Most of us around the world rely on hydraulics to drive many of the different machines and larger electrical items we use without thinking much about the inner power or mechanics—until they stop working. From pumps to cylinders to actuators to valves, hydraulics are responsible for controlling electronics of all kinds.
As the industry has grown, however, there has been a need for more modern technology to propel hydraulics further. Enter metal 3D printing, and not only is there better technology, but the type that allows designers and engineers around the globe to create parts that would not be possible otherwise. Hydraulic parts can also be 3D printed in metal in smaller batches, often with unique features. All the benefits of 3D printing can be enjoyed, from affordability and ease in creation (as well as the ability to make changes) to greater productivity and faster manufacturing. Having a 3D printer on site changes production methods and time frame enormously, making it easy for those involved to understand why so many see the technology as a whole new revolution for industry.
3D printed hydraulic components can be 3D printed in a variety of materials, to include:
- Stainless steel AISI 304
- Stainless steel AISI 316L
- Inconel (718)
Aidro, headquartered in Northern Italy, is at the forefront of 3D printing in metal to create hydraulic components. Alberto Tacconelli, Managing Director, states that the most appropriate type of 3D printing for their purposes is powder bed fusion. This is used in both direct metal laser sintering (DMLS) and selective laser melting (SLM) processes.
For those wondering when metal 3D printing of hydraulics would be appropriate, Tacconelli recommends this technology if you are printing in small volumes, and especially for on-demand parts. If you rely heavily on prototyping or would like to do more of it, 3D printing allows you to create your own designs on-site rather than waiting weeks for a third party to deliver. 3D printing also allows you to choose from a wider range of strong metal materials. In Tacconelli’s case for 3D printing in metal at Aidro, he states they usually find themselves using aluminum and stainless steel. He also finds that the materials are the same or even better than bar stock metals.
“With good design methods, we can 3D print a hydraulic manifold that can withstand pressure peaks in the system without any problems,” says Tacconelli. “We can increase the wall thickness and change the shapes of the channels where the FEM analysis indicates a potential failure.”
Along with 3D printing manifolds and testing them at the Solutions Center for Additive Manufacturing in Hydraulics (SCAMH) Aidro created, they also extend evaluation of components further with expert support from the Polytechnic University of Milan.
“After careful evaluation, we have chosen the direct metal laser sintering process that, in the case of hydraulic products, guarantees better accuracy and produces a smoother surface finish,” says Tacconelli.

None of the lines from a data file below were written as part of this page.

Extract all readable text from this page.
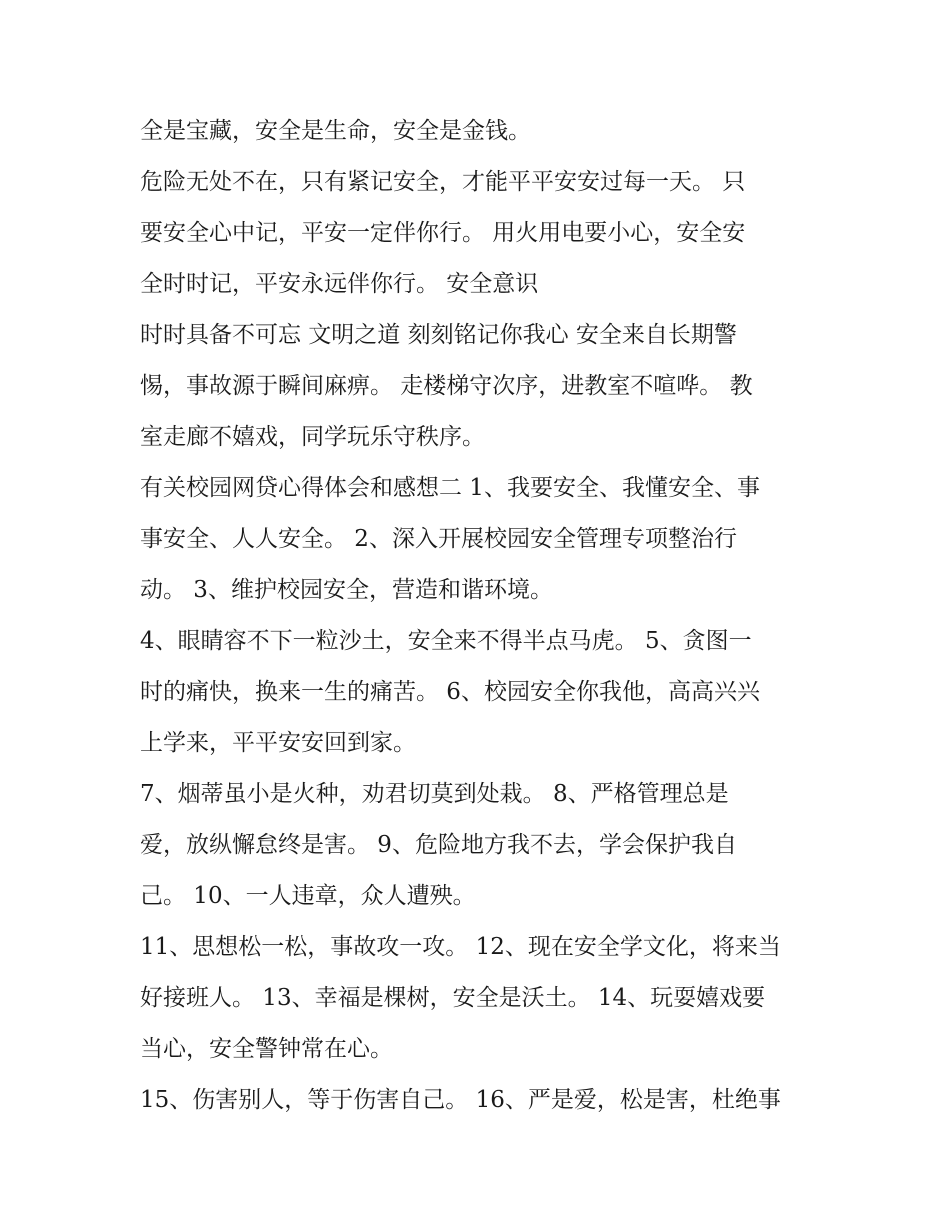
全是宝藏，安全是生命，安全是金钱。
危险无处不在，只有紧记安全，才能平平安安过每一天。 只
要安全心中记，平安一定伴你行。 用火用电要小心，安全安
全时时记，平安永远伴你行。 安全意识
时时具备不可忘 文明之道 刻刻铭记你我心 安全来自长期警
惕，事故源于瞬间麻痹。 走楼梯守次序，进教室不喧哗。 教
室走廊不嬉戏，同学玩乐守秩序。
有关校园网贷心得体会和感想二 1、我要安全、我懂安全、事
事安全、人人安全。 2、深入开展校园安全管理专项整治行
动。 3、维护校园安全，营造和谐环境。
4、眼睛容不下一粒沙土，安全来不得半点马虎。 5、贪图一
时的痛快，换来一生的痛苦。 6、校园安全你我他，高高兴兴
上学来，平平安安回到家。
7、烟蒂虽小是火种，劝君切莫到处栽。 8、严格管理总是
爱，放纵懈怠终是害。 9、危险地方我不去，学会保护我自
己。 10、一人违章，众人遭殃。
11、思想松一松，事故攻一攻。 12、现在安全学文化，将来当
好接班人。 13、幸福是棵树，安全是沃土。 14、玩耍嬉戏要
当心，安全警钟常在心。
15、伤害别人，等于伤害自己。 16、严是爱，松是害，杜绝事
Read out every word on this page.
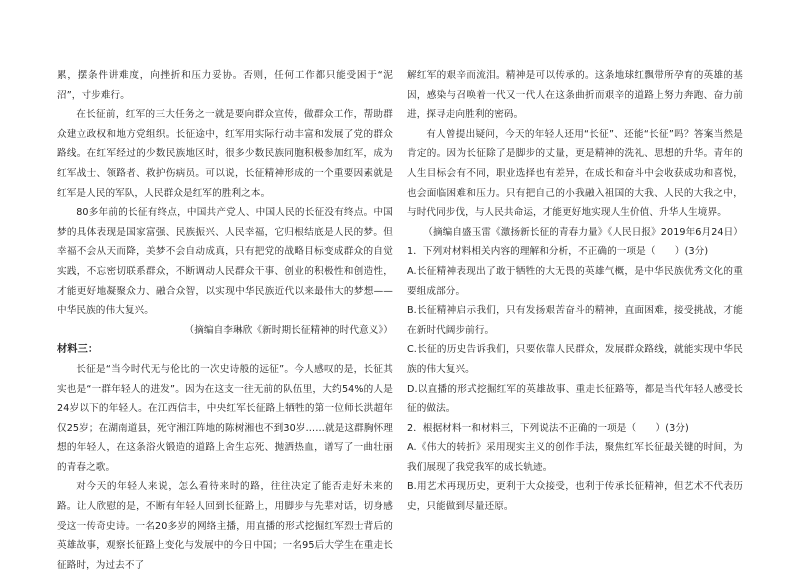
累，摆条件讲难度，向挫折和压力妥协。否则，任何工作都只能受困于“泥沼”，寸步难行。

在长征前，红军的三大任务之一就是要向群众宣传，做群众工作，帮助群众建立政权和地方党组织。长征途中，红军用实际行动丰富和发展了党的群众路线。在红军经过的少数民族地区时，很多少数民族同胞积极参加红军，成为红军战士、领路者、救护伤病员。可以说，长征精神形成的一个重要因素就是红军是人民的军队，人民群众是红军的胜利之本。

80多年前的长征有终点，中国共产党人、中国人民的长征没有终点。中国梦的具体表现是国家富强、民族振兴、人民幸福，它归根结底是人民的梦。但幸福不会从天而降，美梦不会自动成真，只有把党的战略目标变成群众的自觉实践，不忘密切联系群众，不断调动人民群众干事、创业的积极性和创造性，才能更好地凝聚众力、融合众智，以实现中华民族近代以来最伟大的梦想——中华民族的伟大复兴。

（摘编自李琳欣《新时期长征精神的时代意义》）

材料三：

长征是“当今时代无与伦比的一次史诗般的远征”。今人感叹的是，长征其实也是“一群年轻人的进发”。因为在这支一往无前的队伍里，大约54%的人是24岁以下的年轻人。在江西信丰，中央红军长征路上牺牲的第一位师长洪超年仅25岁；在湖南道县，死守湘江阵地的陈树湘也不到30岁……就是这群胸怀理想的年轻人，在这条浴火锻造的道路上舍生忘死、抛洒热血，谱写了一曲壮丽的青春之歌。

对今天的年轻人来说，怎么看待来时的路，往往决定了能否走好未来的路。让人欣慰的是，不断有年轻人回到长征路上，用脚步与先辈对话，切身感受这一传奇史诗。一名20多岁的网络主播，用直播的形式挖掘红军烈士背后的英雄故事，观察长征路上变化与发展中的今日中国；一名95后大学生在重走长征路时，为过去不了

解红军的艰辛而流泪。精神是可以传承的。这条地球红飘带所孕育的英雄的基因，感染与召唤着一代又一代人在这条曲折而艰辛的道路上努力奔跑、奋力前进，探寻走向胜利的密码。

有人曾提出疑问，今天的年轻人还用“长征”、还能“长征”吗？答案当然是肯定的。因为长征除了是脚步的丈量，更是精神的洗礼、思想的升华。青年的人生目标会有不同，职业选择也有差异，在成长和奋斗中会收获成功和喜悦，也会面临困难和压力。只有把自己的小我融入祖国的大我、人民的大我之中，与时代同步伐，与人民共命运，才能更好地实现人生价值、升华人生境界。

（摘编自盛玉雷《激扬新长征的青春力量》《人民日报》2019年6月24日）

1．下列对材料相关内容的理解和分析，不正确的一项是（　　）(3分)

A.长征精神表现出了敢于牺牲的大无畏的英雄气概，是中华民族优秀文化的重要组成部分。

B.长征精神启示我们，只有发扬艰苦奋斗的精神，直面困难，接受挑战，才能在新时代阔步前行。

C.长征的历史告诉我们，只要依靠人民群众，发展群众路线，就能实现中华民族的伟大复兴。

D.以直播的形式挖掘红军的英雄故事、重走长征路等，都是当代年轻人感受长征的做法。

2．根据材料一和材料三，下列说法不正确的一项是（　　）(3分)

A.《伟大的转折》采用现实主义的创作手法，聚焦红军长征最关键的时间，为我们展现了我党我军的成长轨迹。

B.用艺术再现历史，更利于大众接受，也利于传承长征精神，但艺术不代表历史，只能做到尽量还原。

Some examples of hydraulic components that Aidro is 3D printing in metal are as follows:
- Hydraulic valve block in stainless steel to control a single-acting cylinder – internal channels were optimized for better flow with lower pressure loss, and problems with external leakage were eliminated.
- Improved stackable hydraulic valve – The weight was reduced by 60 percent when 3D printed in stainless steel, allowing for structural walls that were still just as strong when compared to parts made through traditional methods.
- Hydraulic manifold used in agricultural machinery – This drives a double-acting cylinder with two solenoid valves and two pilot-operated check valves. With metal 3D printing, it is half as big as its more traditional counterpart, and a stunning 75 percent lighter.
- Valve spool with new hole forms – This new design replaces the typical round holes with square ones, allowing for greater oil passage and less pressure drop.
The image below allows for the comparison of a traditional Aidro manifold and their 3D printed version.
“This manifold has exactly the same function as his predecessor: it controls a doubled acting cylinder with two solenoids valves and two pilot operated check valves. The complete new solution reached a 75% weight reduction and half size dimensions compared to the traditional manifold,” states the Aidro team.
Aidro was founded in 1982 by hydraulics engineer Paolo Tirelli. Today, they use metal 3D printing for making custom designs with complex geometries, lightweight parts, and rapid prototyping. Their SCAMH offers a facility where engineers are able to create new parts specifically designed to meet the needs of industry clients, including design, production, testing, measurement, CNC finishing, and any post treatments. Aidro uses direct metal laser sintering with an EOS 3D printer.